Effect of nanomicelle morphology on peptide activity and ROS generation for enhancing chemotherapy efficacy in breast cancer

Abstract

In cancer research, targeting specific molecular markers that are overexpressed on the tumor cell membrane has opened up opportunities for drug delivery. Yet, current technologies face challenges in achieving effective targeting. To enhance the targeting efficiency of peptides, researchers have explored different parameters, including the size and shape of nanoparticles, as well as the engineering of peptides. This study focuses on exploring the impact of nanoparticle shape on their uptake by cells and the efficiency of peptides in targeting specific receptors. We synthesized rod-shaped polymeric micelles (AuR-PM) using biodegradable copolymers consisting of zwitterionic methacryloyloxyethyl phosphorylcholine and polycaprolactone, enclosing gold nanoparticles (AuNPs) as the core.
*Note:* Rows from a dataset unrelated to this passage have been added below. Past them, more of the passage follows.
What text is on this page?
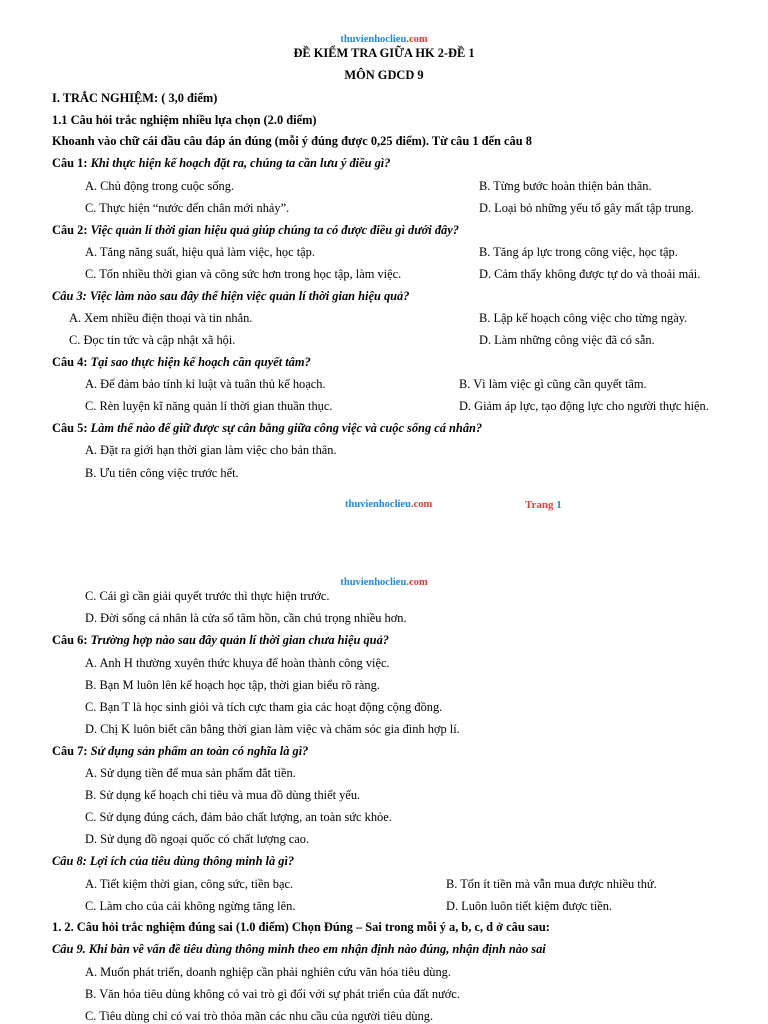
thuvienhoclieu.com
ĐỀ KIỂM TRA GIỮA HK 2-ĐỀ 1
MÔN GDCD 9
I. TRẮC NGHIỆM: ( 3,0 điểm)
1.1 Câu hỏi trắc nghiệm nhiều lựa chọn (2.0 điểm)
Khoanh vào chữ cái đầu câu đáp án đúng (mỗi ý đúng được 0,25 điểm). Từ câu 1 đến câu 8
Câu 1: Khi thực hiện kế hoạch đặt ra, chúng ta cần lưu ý điều gì?
A. Chủ động trong cuộc sống.	B. Từng bước hoàn thiện bản thân.
C. Thực hiện “nước đến chân mới nhảy”.	D. Loại bỏ những yếu tố gây mất tập trung.
Câu 2: Việc quản lí thời gian hiệu quả giúp chúng ta có được điều gì dưới đây?
A. Tăng năng suất, hiệu quả làm việc, học tập.	B. Tăng áp lực trong công việc, học tập.
C. Tốn nhiều thời gian và công sức hơn trong học tập, làm việc.	D. Cảm thấy không được tự do và thoải mái.
Câu 3: Việc làm nào sau đây thể hiện việc quản lí thời gian hiệu quả?
A. Xem nhiều điện thoại và tin nhắn.	B. Lập kế hoạch công việc cho từng ngày.
C. Đọc tin tức và cập nhật xã hội.	D. Làm những công việc đã có sẵn.
Câu 4: Tại sao thực hiện kế hoạch cần quyết tâm?
A. Để đảm bảo tính kỉ luật và tuân thủ kế hoạch.	B. Vì làm việc gì cũng cần quyết tâm.
C. Rèn luyện kĩ năng quản lí thời gian thuần thục.	D. Giảm áp lực, tạo động lực cho người thực hiện.
Câu 5: Làm thế nào để giữ được sự cân bằng giữa công việc và cuộc sống cá nhân?
A. Đặt ra giới hạn thời gian làm việc cho bản thân.
B. Ưu tiên công việc trước hết.
thuvienhoclieu.com	Trang 1
thuvienhoclieu.com
C. Cái gì cần giải quyết trước thì thực hiện trước.
D. Đời sống cá nhân là cửa sổ tâm hồn, cần chú trọng nhiều hơn.
Câu 6: Trường hợp nào sau đây quản lí thời gian chưa hiệu quả?
A. Anh H thường xuyên thức khuya để hoàn thành công việc.
B. Bạn M luôn lên kế hoạch học tập, thời gian biểu rõ ràng.
C. Bạn T là học sinh giỏi và tích cực tham gia các hoạt động cộng đồng.
D. Chị K luôn biết cân bằng thời gian làm việc và chăm sóc gia đình hợp lí.
Câu 7: Sử dụng sản phẩm an toàn có nghĩa là gì?
A. Sử dụng tiền để mua sản phẩm đắt tiền.
B. Sử dụng kế hoạch chi tiêu và mua đồ dùng thiết yếu.
C. Sử dụng đúng cách, đảm bảo chất lượng, an toàn sức khỏe.
D. Sử dụng đồ ngoại quốc có chất lượng cao.
Câu 8: Lợi ích của tiêu dùng thông minh là gì?
A. Tiết kiệm thời gian, công sức, tiền bạc.	B. Tốn ít tiền mà vẫn mua được nhiều thứ.
C. Làm cho của cải không ngừng tăng lên.	D. Luôn luôn tiết kiệm được tiền.
1. 2. Câu hỏi trắc nghiệm đúng sai (1.0 điểm) Chọn Đúng – Sai trong mỗi ý a, b, c, d ở câu sau:
Câu 9. Khi bàn về vấn đề tiêu dùng thông minh theo em nhận định nào đúng, nhận định nào sai
A. Muốn phát triển, doanh nghiệp cần phải nghiên cứu văn hóa tiêu dùng.
B. Văn hóa tiêu dùng không có vai trò gì đối với sự phát triển của đất nước.
C. Tiêu dùng chỉ có vai trò thỏa mãn các nhu cầu của người tiêu dùng.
They were compared with previously synthesized spherical nanoparticles (AuS-PM) regarding cellular uptake under in vitro and in vivo conditions. The synergistic effect of PMs in combination with sonodynamic therapy was analyzed. Our findings clearly show that AuR-PM achieve a 1.495 ± 0.31 fold increase in intracellular accumulation compared to AuS-PM in static cultures. Additionally, targeted AuR-PM experienced a significant 1.625 ± 0.131 fold boost in cellular uptake over their non-targeted equivalents, representing a 1.307 ± 0.057 fold increase relative to the same comparison with AuS-PM. Based on the results obtained from confocal laser scanning microscopy and flow cytometry, the AuR-PM demonstrated approximately 3.25 ± 0.37 fold higher ROS production compared to AuS-PM in the MDA-MB231 cell line. AuR-PM exhibited improved effects in vivo, which can be attributed to their longer circulation time and greater tumor penetration. Histopathological analyses of essential tissues in mice carrying 4T1 tumors revealed minimal tissue damage following administration of DOX-loaded AuR-PM. These results highlight the importance of nanoparticle geometry in modulating cellular interactions and enhancing tumor targeting efficacy.